# 2009-2010 GTRs do they come with launch control



## bobbie (Jan 3, 2013)

Been told by Nissan that they do not come with launch control, whats this about thought they all come with it, or are they calling it something else to cover there asses?

Bobby


----------



## perrin21 (Aug 10, 2012)

bobbie said:


> Been told by Nissan that they do not come with launch control, whats this about thought they all come with it, or are they calling it something else to cover there asses?
> 
> Bobby



Launch control was removed from 10MY cars, it can be re-added with ecutek software. The older cars benefit greatly from having the software upgraded (you would have to do this) in the gearbox to 2012/13 spec, it is much easier on the gearbox than the early cars. 2 functions are added, R mode start and Launch control without traction control.
From memory it was removed as Nissan claimed the early cars were not officially given launch control and that it was in fact a feature for freeing a car stuck in mud.


----------



## ChuckUK (Jan 1, 2009)

When I purchased my 59 plate I was told I would loose my warranty if I launched the car.


----------



## perrin21 (Aug 10, 2012)

ChuckUK said:


> When I purchased my 59 plate I was told I would loose my warranty if I launched the car.
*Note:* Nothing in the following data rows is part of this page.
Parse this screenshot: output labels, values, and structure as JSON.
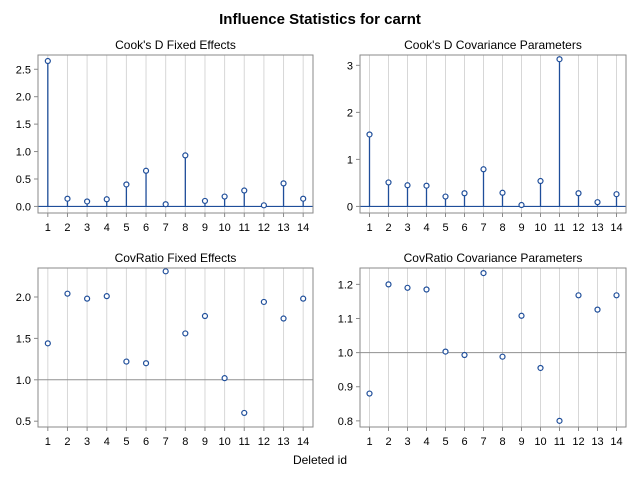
{
  "title": "Influence Statistics for carnt",
  "xlabel": "Deleted id",
  "colors": {
    "marker": "#1f4e9a",
    "grid": "#d7d7d7",
    "frame": "#8a8a8a",
    "refline": "#909090"
  },
  "chart_data": [
    {
      "type": "needle",
      "title": "Cook's D Fixed Effects",
      "x": [
        1,
        2,
        3,
        4,
        5,
        6,
        7,
        8,
        9,
        10,
        11,
        12,
        13,
        14
      ],
      "values": [
        2.65,
        0.14,
        0.09,
        0.13,
        0.4,
        0.65,
        0.04,
        0.93,
        0.1,
        0.18,
        0.29,
        0.02,
        0.42,
        0.14
      ],
      "ylim": [
        -0.12,
        2.76
      ],
      "yticks": [
        "0.0",
        "0.5",
        "1.0",
        "1.5",
        "2.0",
        "2.5"
      ],
      "baseline": 0
    },
    {
      "type": "needle",
      "title": "Cook's D Covariance Parameters",
      "x": [
        1,
        2,
        3,
        4,
        5,
        6,
        7,
        8,
        9,
        10,
        11,
        12,
        13,
        14
      ],
      "values": [
        1.53,
        0.51,
        0.45,
        0.44,
        0.21,
        0.28,
        0.79,
        0.29,
        0.03,
        0.54,
        3.13,
        0.28,
        0.09,
        0.26
      ],
      "ylim": [
        -0.14,
        3.22
      ],
      "yticks": [
        "0",
        "1",
        "2",
        "3"
      ],
      "baseline": 0
    },
    {
      "type": "scatter",
      "title": "CovRatio Fixed Effects",
      "x": [
        1,
        2,
        3,
        4,
        5,
        6,
        7,
        8,
        9,
        10,
        11,
        12,
        13,
        14
      ],
      "values": [
        1.44,
        2.04,
        1.98,
        2.01,
        1.22,
        1.2,
        2.31,
        1.56,
        1.77,
        1.02,
        0.6,
        1.94,
        1.74,
        1.98
      ],
      "ylim": [
        0.43,
        2.35
      ],
      "yticks": [
        "0.5",
        "1.0",
        "1.5",
        "2.0"
      ],
      "reference": 1.0
    },
    {
      "type": "scatter",
      "title": "CovRatio Covariance Parameters",
      "x": [
        1,
        2,
        3,
        4,
        5,
        6,
        7,
        8,
        9,
        10,
        11,
        12,
        13,
        14
      ],
      "values": [
        0.88,
        1.2,
        1.19,
        1.185,
        1.003,
        0.993,
        1.233,
        0.988,
        1.108,
        0.955,
        0.8,
        1.168,
        1.126,
        1.168
      ],
      "ylim": [
        0.782,
        1.248
      ],
      "yticks": [
        "0.8",
        "0.9",
        "1.0",
        "1.1",
        "1.2"
      ],
      "reference": 1.0
    }
  ]
}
Thats because you would have to change the software to be able to do it. lol


----------



## ASH-R35 (Jun 7, 2013)

So do they come with launch control or not?....


----------



## R35Audio (Jul 9, 2002)

The official line is that launch wasn't introduced until 2011 but thats not to say that holding your left foot on the brake and planting your right foot on the throttle until it settles and letting go on the brake does'nt work on 2009/2010 cars. There are improvements that the gearbox software upgrades can do like LC4 LC5 and LC6 but I'm pretty sure, it will launch you without Ecutek or Cobb. Just not as well as a 2011 car will.


----------



## CT17 (Mar 25, 2011)

They come with a rev limiter.
It's not launch control!

The method for launching the car is just a way to hold the revs high while setting off, which puts a decent amount of stress on the car.

So, do they have launch control... No.
But they do have a rev limiter function (not the same as the launch control on MY11+ cars) that people tend to call launch control... and it wasn't covered under warranty.


----------



## ChuckUK (Jan 1, 2009)

The original cars so called launch control was designed to get the GTR out of mud or snow but users were using this as a launch control feature. It launched at 4500rpm, in the 2010 this dropped to 3000rpm to save transmissions.

Do a search on YouTube, the process is no different to the feature today, call it what you like the results were the same. With the reprogrammed launch via EcuTek you can vary the RPM, but it's still the same.

Therefore in my view all cars have launch control.


----------



## Adamantium (Jun 24, 2002)

As rich said.

It requires traction control off on pre 11 cars and was just a rev limiter. On post 11 requires r mode on and co trols wheel slip and throttle to deliver optimum launch.

It is known as lc4 onwards and can be retrofitted. LC 1 2 and 3 are not LC.


----------



## R35Audio (Jul 9, 2002)

I think i remember someone saying that even LC4, 5 or 6 can't replicate the 2011 software if updated on earlier cars. There must be some more logic written into the ECU which helps the 2011 cars control launch better.


----------